The sometimes tricky procedure of generating samples from a variety of distributions is the subject of the next chapter. The author is careful throughout the chapter to distinguish between results that are exact from a formal standpoint and those that are implementable in practice. In addition, a thorough discussion of the error introduced by using pseudorandom numbers in place of sequences of uniform deviates is given. This is the only book I know of that discusses this issue with the clarity it does. The author treats the inverse transform, composition, acceptance-rejection, ratio-of-uniforms, and exact-approximation in great detail. Here again a very useful set of hands-on exercises is given at the end of the chapter.

Increasing the efficiency of Monte Carlo sampling is the subject of the next chapter, wherein importance sampling, control variates, stratified sampling, correlated sampling, and conditional Monte Carlo are discussed in detail. These methods are usually called variance reduction techniques, but the author gives an interesting argument about why this characterization is not really accurate.

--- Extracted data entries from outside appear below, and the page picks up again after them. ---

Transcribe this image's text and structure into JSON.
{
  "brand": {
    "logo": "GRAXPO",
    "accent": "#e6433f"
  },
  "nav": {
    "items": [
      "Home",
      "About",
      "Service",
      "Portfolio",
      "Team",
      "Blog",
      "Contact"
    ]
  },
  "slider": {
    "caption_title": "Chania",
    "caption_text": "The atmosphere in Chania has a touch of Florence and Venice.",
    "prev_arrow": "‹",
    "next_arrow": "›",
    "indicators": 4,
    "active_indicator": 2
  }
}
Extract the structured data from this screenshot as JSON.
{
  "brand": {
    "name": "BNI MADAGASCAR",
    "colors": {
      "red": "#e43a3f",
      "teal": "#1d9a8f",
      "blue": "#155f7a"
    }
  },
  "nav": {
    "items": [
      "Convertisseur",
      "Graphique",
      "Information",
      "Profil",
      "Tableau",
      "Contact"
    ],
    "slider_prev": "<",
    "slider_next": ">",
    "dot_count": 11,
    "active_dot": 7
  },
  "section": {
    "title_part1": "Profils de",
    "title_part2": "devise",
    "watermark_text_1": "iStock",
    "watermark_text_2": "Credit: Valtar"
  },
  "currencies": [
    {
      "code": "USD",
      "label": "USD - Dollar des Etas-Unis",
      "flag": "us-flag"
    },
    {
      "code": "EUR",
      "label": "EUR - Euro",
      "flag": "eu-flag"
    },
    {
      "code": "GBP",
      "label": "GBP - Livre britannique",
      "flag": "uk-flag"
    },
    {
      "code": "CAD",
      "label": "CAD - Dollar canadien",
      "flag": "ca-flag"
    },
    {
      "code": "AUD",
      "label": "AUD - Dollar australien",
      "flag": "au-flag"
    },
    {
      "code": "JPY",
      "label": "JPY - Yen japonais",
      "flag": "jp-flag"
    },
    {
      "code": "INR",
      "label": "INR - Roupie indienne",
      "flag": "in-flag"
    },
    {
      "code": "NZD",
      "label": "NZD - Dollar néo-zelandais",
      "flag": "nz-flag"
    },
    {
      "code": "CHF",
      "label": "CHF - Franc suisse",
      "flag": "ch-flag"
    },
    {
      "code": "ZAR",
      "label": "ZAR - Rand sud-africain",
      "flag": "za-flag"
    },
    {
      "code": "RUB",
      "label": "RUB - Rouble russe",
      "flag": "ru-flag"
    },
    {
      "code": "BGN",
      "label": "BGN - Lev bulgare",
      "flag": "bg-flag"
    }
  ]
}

The author brings in conditional sampling, or Markov chain sampling, in the next chapter. It is this approach that has made Monte Carlo such a widely used techniques in science, finance, and network queueing problems. He gives a rather quick overview of the necessary background in Markov chains, and then moves on to discuss neutron transport. It was the intractable nature of the Boltzmann transport equation that gave Monte Carlo its first real application back in the 1940's. The much-used Metropolis

method is discussed later, with close attention paid to the details. This is a section that should be read by anyone interested in Monte Carlo techniques. This is followed by a detailed discussion of Markov random fields, Gibbs sampling, and simulated annealing, all of these being heavily used in applications. And also, no book on Monte Carlo could be complete without a discussion of the three-dimensional Ising model, which is in here. The next chapter concentrates on sampling design and statistical inference, wherein the author discusses how choices of the initial (nonequilibrium) distribution, the number of steps, the number of replications, and the simulation time affect the computational and statistical efficiency of the Monte Carlo simulation. He explains very effectively these issues and also the difficulties involved with path-dependence. Network modelers will appreciate his example of routing algorithm performance. The last chapter treats in great detail procedures for generating pseudorandom numbers. The standard methods for doing this are covered, along with spectral tests and performance issues. More exotic pseudorandom generators using nonlinear recursion are also discussed, but the proofs for these are omittted. This excellent book belongs on the shelves of anyone interested in Monte Carlo techniques. The price is reasonable considering how much time it would take to collect all the results in the book from the literature. It deserves a highest recommendation.